Albert Florence sits at home last October in Bordentown, N.J., with his attorney, Susan Chana Lask. In a 5-4 decision Monday, the Supreme Court ruled against Florence, who faced strip searches in two county jails following his arrest.
It shouldn’t be much of a surprise that U.S. Supreme Court justices voted along party lines when approving, on a 5-4 vote, the expansion of strip-searching guidelines to include anyone who’s been arrested for any offense and is en route to jail. —KA
The New York Times:
Justice Anthony M. Kennedy, joined by the court’s conservative wing, wrote that courts are in no position to second-guess the judgments of correctional officials who must consider not only the possibility of smuggled weapons and drugs but also public health and information about gang affiliations.
... The federal courts of appeal were divided over whether blanket policies requiring jailhouse strip-searches of people arrested for minor offenses violate the Fourth Amendment, which bars unreasonable searches. At least seven had ruled that such searches were proper only if there was a reasonable suspicion that the arrested person had weapons or contraband.

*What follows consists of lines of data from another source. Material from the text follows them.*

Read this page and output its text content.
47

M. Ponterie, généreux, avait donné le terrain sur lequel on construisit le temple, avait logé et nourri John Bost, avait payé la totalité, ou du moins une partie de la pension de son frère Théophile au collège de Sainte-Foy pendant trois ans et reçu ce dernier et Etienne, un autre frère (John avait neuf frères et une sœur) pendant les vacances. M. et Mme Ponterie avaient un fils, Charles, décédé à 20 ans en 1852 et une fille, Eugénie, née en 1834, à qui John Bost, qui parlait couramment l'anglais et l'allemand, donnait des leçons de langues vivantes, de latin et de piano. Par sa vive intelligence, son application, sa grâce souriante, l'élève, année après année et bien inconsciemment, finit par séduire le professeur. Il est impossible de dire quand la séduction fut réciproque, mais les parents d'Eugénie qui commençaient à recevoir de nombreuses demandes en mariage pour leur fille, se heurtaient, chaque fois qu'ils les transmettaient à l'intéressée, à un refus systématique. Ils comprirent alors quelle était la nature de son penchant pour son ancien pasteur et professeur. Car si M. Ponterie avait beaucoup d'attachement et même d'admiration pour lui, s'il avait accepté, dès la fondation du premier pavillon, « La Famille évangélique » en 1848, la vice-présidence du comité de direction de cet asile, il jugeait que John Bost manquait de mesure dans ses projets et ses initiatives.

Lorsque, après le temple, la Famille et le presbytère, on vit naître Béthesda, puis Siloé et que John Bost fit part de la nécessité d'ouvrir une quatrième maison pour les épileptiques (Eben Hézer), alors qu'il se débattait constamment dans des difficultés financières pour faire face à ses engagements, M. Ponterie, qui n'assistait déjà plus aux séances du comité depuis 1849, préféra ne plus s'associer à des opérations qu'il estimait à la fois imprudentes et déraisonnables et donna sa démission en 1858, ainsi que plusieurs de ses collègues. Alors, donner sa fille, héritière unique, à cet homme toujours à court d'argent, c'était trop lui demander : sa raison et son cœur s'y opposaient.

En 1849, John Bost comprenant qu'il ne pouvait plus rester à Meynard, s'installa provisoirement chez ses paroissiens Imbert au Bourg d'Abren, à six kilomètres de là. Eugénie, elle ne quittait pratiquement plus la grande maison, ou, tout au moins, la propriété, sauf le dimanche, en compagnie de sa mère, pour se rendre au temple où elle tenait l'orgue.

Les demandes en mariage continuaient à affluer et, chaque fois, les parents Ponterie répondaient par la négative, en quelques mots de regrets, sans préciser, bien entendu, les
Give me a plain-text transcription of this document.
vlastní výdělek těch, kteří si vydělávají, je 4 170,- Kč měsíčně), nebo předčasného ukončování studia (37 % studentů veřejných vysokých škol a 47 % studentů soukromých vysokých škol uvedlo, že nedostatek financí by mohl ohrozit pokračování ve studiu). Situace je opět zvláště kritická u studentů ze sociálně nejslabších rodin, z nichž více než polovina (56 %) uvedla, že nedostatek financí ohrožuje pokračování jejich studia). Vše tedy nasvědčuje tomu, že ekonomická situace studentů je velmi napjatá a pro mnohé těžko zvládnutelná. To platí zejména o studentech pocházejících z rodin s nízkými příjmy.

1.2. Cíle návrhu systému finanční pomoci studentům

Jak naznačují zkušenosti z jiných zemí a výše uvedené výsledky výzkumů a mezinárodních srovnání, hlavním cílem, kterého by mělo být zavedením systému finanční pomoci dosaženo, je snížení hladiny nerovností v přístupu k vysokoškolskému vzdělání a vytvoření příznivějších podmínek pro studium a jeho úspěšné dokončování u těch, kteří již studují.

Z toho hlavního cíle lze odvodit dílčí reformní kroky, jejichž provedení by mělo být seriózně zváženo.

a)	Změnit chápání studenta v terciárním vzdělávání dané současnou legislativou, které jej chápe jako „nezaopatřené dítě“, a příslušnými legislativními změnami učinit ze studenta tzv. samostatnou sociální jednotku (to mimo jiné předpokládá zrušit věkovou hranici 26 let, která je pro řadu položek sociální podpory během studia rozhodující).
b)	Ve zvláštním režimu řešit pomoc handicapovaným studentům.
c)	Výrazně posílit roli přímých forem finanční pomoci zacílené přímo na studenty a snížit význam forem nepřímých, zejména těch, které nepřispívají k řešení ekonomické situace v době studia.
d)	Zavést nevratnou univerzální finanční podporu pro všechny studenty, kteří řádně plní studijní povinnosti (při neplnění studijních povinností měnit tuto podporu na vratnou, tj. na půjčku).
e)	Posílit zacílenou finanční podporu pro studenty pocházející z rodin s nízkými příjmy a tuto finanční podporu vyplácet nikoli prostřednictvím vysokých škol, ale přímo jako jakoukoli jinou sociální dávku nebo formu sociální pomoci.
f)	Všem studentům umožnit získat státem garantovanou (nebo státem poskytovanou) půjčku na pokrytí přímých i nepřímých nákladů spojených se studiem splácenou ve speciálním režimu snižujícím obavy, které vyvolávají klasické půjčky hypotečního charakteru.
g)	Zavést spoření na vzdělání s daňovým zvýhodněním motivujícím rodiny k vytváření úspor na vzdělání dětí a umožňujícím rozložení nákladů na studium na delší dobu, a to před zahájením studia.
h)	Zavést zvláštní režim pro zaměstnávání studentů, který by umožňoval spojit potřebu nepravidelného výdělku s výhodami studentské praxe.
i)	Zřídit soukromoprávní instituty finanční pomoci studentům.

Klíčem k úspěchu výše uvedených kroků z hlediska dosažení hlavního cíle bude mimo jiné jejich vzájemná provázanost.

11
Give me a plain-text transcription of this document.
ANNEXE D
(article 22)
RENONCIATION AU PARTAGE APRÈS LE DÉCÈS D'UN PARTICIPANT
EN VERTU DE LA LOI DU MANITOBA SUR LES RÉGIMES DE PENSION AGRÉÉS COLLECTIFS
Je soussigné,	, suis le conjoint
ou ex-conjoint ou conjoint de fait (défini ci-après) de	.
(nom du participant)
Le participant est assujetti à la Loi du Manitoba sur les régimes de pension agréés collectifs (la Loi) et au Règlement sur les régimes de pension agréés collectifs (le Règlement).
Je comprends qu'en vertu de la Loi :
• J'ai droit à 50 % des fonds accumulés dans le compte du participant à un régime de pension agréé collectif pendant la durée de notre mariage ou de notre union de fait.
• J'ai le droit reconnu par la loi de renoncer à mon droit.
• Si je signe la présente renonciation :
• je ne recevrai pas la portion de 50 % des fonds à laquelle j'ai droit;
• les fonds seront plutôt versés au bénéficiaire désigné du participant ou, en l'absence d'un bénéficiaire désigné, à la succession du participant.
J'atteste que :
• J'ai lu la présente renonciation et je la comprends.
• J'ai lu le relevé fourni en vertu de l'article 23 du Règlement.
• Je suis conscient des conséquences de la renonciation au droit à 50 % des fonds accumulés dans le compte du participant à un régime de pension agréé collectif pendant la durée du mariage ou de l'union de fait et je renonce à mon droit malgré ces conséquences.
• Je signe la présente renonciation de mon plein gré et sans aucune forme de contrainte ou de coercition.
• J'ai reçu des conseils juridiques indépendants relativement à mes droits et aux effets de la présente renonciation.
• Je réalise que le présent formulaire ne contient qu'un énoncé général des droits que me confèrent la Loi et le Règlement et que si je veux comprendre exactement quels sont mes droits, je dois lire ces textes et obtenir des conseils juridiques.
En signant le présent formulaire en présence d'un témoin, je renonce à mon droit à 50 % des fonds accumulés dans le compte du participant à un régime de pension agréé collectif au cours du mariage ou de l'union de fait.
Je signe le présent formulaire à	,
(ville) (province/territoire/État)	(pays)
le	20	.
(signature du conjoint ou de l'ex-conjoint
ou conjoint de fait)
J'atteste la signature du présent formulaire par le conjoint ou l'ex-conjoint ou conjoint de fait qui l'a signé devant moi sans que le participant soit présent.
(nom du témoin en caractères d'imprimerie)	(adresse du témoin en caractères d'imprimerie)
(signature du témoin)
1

Justice Kennedy said the most relevant precedent was Bell v. Wolfish, which was decided by a 5-to-4 vote in 1979. It allowed strip-searches of people held at the Metropolitan Correctional Center in New York after “contact visits” with outsiders.
As in the Bell case, Justice Kennedy wrote, “the undoubted security imperatives involved in jail supervision override the assertion that some detainees must be exempt from the more invasive search procedures at issue absent reasonable suspicion of a concealed weapon or other contraband.”